Sur un air de fado ou le réveil abrupt de la conscience


LA CASE BD – Pour son premier album, en tant qu’auteur, Nicolas Barral plonge le lecteur dans la dictature de Salazar au Portugal. Et livre le récit édifiant de Fernando, un médecin indifférent aux événements qui peu à peu va s’armer de courage…

Lisbonne, 1968. Le pays vit sous la dictature de Salazar. Une sombre période que traverse avec légèreté, détachement et insouciance Fernando Pais. Médecin de ville à la vie confortable, il profite de la douceur de vivre que lui confère son statut. Rien ne saurait le tirer de sa torpeur si ce n’est Joao, un garçon d’une dizaine d’années en résistance contre le régime. Intrépide et courageux, ce Gavroche portugais rouvrira les blessures du passé et fissurera la carapace empreinte d’indifférence et de cynisme que s’est forgée Fernando.

«Comment se débat-on dans un régime autoritaire ? Et quelle influence a une politique nationaliste sur les individus ?», s’interroge Nicolas Barral. Dans Sur un air de fado, sans porter aucun jugement, l’auteur explore les méandres de l’âme humaine, à travers le cheminement de Fernando dans sa conquête du courage. Une réflexion sur l’engagement relayée par un trait naturaliste rehaussant avec brio la beauté de Lisbonne. Baignée de lumière, la ville offre un écrin flamboyant à une population meurtrie par la dictature.

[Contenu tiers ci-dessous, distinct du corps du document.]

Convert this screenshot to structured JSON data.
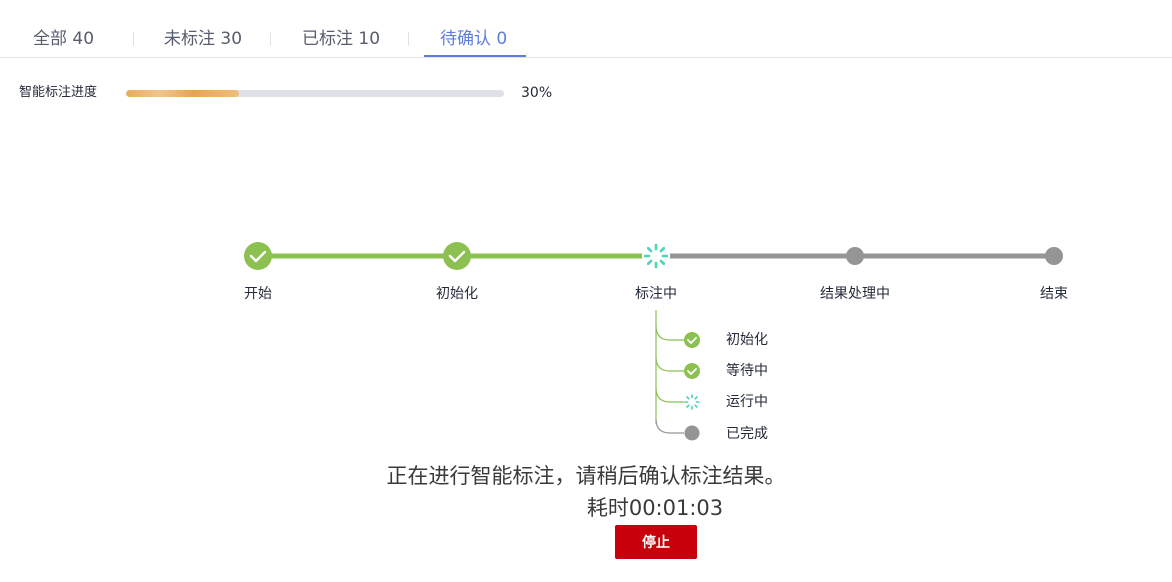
{
  "tabs": [
    {
      "label": "全部 40",
      "active": false
    },
    {
      "label": "未标注 30",
      "active": false
    },
    {
      "label": "已标注 10",
      "active": false
    },
    {
      "label": "待确认 0",
      "active": true
    }
  ],
  "progress": {
    "label": "智能标注进度",
    "percent": 30,
    "display": "30%"
  },
  "steps": [
    {
      "label": "开始",
      "status": "done"
    },
    {
      "label": "初始化",
      "status": "done"
    },
    {
      "label": "标注中",
      "status": "running"
    },
    {
      "label": "结果处理中",
      "status": "pending"
    },
    {
      "label": "结束",
      "status": "pending"
    }
  ],
  "sub_steps": [
    {
      "label": "初始化",
      "status": "done"
    },
    {
      "label": "等待中",
      "status": "done"
    },
    {
      "label": "运行中",
      "status": "running"
    },
    {
      "label": "已完成",
      "status": "pending"
    }
  ],
  "message": "正在进行智能标注，请稍后确认标注结果。",
  "elapsed": "耗时00:01:03",
  "stop_button": "停止",
  "colors": {
    "done": "#8cc152",
    "pending": "#959595",
    "running": "#4dd4b7",
    "active_tab": "#5e7ce0",
    "danger": "#c7000b"
  }
}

Histoire de ne pas sombrer dans l’obscurité la plus totale.

La case BD: décryptage de Nicolas Barral

Joao, au centre affiche un courage qui n’était pas tellement à la mode à l’époque de Salazar. Nicolas Barral/Dargaud

«Cette planche est assez cruciale. C’est la rencontre qui va perturber Fernando, le protagoniste, le bousculer dans sa routine quotidienne. La scène se situe devant de siège de la PIDE, la police politique portugaise où un petit garçon est venu faire une farce. Une farce qui peut coûter cher. Dans un régime tel que celui de Salazar, on ne plaisante pas avec les symboles d’autorité. On peut se demander ce qui a poussé ce petit garçon à se mettre en danger. On découvrira plus tard qu’il a de bonnes raisons d’en vouloir à la police politique.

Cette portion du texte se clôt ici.